Грие знали, уважали, потому торопились намекнуть о новых возможностях, обговорить старые. Оглянувшись на невесту в данный момент, занятую увлеченной беседой с Мадленой Кер, - точнее теперь уже жену, - мужчина убеждался, что неожиданно для себя не ошибся в выборе: Катарина произвела на него впечатление еще при первом приватном разговоре, и деловой подход к будущему браку устроил их обоих, сразу же устраняя возможную почву для конфликтов. Фамильная хватка и практицизм Ташей его только порадовали, и они довольно быстро пришли к соглашению по всем животрепещущим вопросам, предоставив друг другу полную свободу за одним важным исключением - дети.

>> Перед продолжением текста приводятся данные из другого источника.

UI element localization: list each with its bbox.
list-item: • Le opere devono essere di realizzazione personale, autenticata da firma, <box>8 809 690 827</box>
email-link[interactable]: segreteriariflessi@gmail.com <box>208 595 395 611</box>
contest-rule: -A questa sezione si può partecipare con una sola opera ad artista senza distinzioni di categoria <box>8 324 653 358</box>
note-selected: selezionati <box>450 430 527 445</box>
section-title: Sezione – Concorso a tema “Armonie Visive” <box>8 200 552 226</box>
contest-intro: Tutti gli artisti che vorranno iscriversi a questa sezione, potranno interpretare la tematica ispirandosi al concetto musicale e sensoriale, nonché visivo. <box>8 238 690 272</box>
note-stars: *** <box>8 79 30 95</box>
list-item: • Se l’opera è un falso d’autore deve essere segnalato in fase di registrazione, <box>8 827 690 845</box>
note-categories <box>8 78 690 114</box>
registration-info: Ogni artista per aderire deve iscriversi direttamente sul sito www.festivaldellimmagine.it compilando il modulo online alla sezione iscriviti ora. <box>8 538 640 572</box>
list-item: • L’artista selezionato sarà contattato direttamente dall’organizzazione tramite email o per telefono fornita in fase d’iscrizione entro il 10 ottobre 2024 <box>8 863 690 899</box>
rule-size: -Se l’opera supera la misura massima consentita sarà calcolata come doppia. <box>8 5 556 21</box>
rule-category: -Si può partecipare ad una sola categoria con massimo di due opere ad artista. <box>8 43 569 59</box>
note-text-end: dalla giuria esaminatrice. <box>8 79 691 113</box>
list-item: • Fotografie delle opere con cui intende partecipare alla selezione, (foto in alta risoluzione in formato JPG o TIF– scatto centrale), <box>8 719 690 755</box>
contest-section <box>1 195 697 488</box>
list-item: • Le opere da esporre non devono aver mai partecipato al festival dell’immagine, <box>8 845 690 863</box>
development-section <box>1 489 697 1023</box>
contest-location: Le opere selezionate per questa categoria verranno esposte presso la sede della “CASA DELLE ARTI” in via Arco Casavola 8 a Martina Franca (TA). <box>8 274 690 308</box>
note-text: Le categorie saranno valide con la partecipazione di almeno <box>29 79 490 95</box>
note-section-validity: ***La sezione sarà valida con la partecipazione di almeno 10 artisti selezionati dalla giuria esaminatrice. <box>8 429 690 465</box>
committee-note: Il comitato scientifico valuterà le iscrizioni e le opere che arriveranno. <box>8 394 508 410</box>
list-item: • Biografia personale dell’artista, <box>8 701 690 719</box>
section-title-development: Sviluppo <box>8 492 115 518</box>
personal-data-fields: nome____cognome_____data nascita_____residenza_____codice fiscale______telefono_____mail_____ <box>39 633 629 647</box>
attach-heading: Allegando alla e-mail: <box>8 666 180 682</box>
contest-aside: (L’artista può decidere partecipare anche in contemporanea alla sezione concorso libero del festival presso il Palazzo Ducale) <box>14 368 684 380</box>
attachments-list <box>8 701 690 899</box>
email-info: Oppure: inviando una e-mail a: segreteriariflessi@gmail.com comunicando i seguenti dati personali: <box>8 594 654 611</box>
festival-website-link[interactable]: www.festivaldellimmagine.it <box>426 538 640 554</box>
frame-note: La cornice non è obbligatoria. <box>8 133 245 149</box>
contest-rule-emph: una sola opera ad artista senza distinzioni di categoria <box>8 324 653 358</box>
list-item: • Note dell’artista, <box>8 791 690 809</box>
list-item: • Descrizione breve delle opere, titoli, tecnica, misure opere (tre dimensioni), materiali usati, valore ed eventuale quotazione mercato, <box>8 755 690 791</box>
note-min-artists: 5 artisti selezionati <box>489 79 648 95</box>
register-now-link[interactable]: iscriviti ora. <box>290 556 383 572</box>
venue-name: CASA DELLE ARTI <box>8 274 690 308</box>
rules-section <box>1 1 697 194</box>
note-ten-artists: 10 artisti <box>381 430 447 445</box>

Катарина желала быть матерью и не помышляла иного развития событий. Возможно, окажись ее супруг иным, она без лишнего трепета решилась бы на измену, не желая оттягивать неизбежное и наказывать свое будущее потомство ущербной наследственностью, но повода изменять Грие - она не видела. В свою очередь, Ожье внезапно обрел все то, что хотел бы сочетать в своей супруге, которая с пониманием отнеслась к его образу жизни и в довершении ко всем своим достоинствам, оказалась достаточно умна, чтобы быть уверенным в том, что его имя носят именно его дети.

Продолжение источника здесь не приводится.